No documento O CAMPO DA COMUNICAÇÃO (páginas 170-175)

O conceito de Indústria Cultural surge no fim da primeira metade do século XX na obra dos filósofos alemães Theodor Adorno e Max Horkheimer, num

quadro conceitual interdisciplinar, articulando Weber, Marx e Freud, próprio aos frankfurtianos, que visava dar conta teoricamente de todo um conjunto de problemas colocados pela conturbada situação da época. A Dialética do Esclare-cimento é um livro de 1947 (ADORNO; HORKHEIMER, 1985), escrito durante o exílio dos dois pensadores nos EUA, fugindo, como tantos outros intelectuais, da perseguição nazista. O conceito de Indústria Cultural é um ponto nodal na argumentação, centrada na categoria esclarecimento, entendida como conceito chave para a compreensão, não apenas do Iluminismo europeu, mas de toda uma razão crítica que se desdobra ao longo de um período histórico amplíssimo, cujas raízes mais antigas remontam ao momento da formação da mitologia grega.

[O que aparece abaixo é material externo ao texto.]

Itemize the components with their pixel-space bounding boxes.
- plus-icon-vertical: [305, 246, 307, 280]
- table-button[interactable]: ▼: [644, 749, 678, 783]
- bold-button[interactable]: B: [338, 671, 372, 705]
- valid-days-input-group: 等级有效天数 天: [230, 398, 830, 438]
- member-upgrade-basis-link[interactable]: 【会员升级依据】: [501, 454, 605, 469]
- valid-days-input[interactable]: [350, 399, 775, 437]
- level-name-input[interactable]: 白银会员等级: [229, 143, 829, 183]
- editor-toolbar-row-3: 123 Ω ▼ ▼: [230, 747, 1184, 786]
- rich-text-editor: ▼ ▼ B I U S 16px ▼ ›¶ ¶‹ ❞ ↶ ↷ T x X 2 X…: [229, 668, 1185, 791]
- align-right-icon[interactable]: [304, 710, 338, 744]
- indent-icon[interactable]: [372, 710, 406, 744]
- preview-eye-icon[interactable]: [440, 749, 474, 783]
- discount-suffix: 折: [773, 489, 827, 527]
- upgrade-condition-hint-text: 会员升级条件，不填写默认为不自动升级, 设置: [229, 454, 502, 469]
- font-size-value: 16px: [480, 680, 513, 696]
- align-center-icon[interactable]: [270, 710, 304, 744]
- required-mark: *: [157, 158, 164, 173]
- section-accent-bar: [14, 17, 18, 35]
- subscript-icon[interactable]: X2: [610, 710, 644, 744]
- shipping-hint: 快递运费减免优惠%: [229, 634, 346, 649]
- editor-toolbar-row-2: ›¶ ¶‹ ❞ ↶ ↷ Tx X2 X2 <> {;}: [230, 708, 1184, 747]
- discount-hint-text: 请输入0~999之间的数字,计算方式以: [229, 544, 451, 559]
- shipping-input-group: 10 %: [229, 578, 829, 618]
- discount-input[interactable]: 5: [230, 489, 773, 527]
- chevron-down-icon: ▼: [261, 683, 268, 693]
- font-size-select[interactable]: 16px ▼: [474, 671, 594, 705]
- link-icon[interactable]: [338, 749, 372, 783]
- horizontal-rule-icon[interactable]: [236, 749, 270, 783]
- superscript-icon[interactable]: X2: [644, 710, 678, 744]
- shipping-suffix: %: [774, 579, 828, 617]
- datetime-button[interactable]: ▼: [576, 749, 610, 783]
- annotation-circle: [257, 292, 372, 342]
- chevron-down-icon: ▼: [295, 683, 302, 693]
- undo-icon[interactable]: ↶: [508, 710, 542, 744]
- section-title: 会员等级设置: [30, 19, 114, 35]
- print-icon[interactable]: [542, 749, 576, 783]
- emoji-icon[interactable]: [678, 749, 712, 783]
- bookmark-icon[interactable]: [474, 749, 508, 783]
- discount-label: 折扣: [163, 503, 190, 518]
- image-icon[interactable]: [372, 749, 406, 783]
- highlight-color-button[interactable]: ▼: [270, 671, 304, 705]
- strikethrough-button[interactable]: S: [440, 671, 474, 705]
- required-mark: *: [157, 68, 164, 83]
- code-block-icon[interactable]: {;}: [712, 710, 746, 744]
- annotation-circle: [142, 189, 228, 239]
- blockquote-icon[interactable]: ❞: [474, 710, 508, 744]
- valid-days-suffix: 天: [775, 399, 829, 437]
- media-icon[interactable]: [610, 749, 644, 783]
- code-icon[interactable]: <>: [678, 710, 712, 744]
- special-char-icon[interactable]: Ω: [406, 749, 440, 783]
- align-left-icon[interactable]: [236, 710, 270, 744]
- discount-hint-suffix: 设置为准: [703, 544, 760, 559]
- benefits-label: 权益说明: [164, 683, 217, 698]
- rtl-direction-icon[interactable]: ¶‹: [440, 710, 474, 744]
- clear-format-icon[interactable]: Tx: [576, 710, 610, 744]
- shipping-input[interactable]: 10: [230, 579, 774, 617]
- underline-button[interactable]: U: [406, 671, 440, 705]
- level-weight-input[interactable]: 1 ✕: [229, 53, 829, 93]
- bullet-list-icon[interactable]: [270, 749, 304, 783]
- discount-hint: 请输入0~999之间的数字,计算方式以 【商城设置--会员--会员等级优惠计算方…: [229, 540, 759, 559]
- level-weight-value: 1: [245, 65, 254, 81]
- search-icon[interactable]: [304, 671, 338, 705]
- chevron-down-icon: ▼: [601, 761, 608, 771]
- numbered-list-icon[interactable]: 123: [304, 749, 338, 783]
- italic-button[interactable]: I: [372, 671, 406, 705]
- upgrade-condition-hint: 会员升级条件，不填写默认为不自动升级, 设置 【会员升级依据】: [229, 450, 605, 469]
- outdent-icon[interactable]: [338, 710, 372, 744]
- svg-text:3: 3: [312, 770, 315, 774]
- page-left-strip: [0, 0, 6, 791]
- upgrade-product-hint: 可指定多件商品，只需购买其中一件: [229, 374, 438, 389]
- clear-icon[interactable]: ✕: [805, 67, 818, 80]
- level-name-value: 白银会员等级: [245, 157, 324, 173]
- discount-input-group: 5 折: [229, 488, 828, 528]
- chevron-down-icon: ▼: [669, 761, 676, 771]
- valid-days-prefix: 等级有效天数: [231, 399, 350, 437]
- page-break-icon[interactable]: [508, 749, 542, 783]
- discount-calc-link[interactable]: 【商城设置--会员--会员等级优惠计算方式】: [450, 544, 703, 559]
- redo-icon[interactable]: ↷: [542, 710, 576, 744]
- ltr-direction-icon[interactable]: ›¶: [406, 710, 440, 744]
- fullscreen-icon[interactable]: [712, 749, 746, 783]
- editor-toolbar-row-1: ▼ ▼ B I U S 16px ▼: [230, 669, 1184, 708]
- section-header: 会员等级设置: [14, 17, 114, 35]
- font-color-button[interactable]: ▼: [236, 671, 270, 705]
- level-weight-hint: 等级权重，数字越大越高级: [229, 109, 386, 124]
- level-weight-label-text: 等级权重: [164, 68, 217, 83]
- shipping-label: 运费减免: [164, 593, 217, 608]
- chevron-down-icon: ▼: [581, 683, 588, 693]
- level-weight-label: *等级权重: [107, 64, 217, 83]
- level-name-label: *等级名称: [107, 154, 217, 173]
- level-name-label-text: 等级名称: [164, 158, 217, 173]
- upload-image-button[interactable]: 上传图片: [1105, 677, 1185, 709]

A Indústria Cultural, por sua vez, é parte de um movimento de expansão da racionalidade administrada própria ao Capitalismo Monopolista. De outro modo, mais afeito a um projeto acadêmico do que ao engajamento político, a obra remetia ao postulado de Rosa Luxemburgo a respeito da antinomia “socialismo ou barbárie”: seguindo uma análise muito ampla que vai de Homero ao antisse-mitismo nazista, a obra de Adorno e Horkheimer formulava uma avaliação crítica a respeito da contradição entre as possibilidades postas de superação do capital, de um lado, e a recaída em regimes de exceção e dominação que viabilizavam o extermínio potencial de toda a humanidade, de outro. Perguntavam-se, assim, mais especificamente, porque, diante das condições de concretização de uma sociedade emancipada, a humanidade pode conviver com os horrores autoritários da primeira metade do século XX.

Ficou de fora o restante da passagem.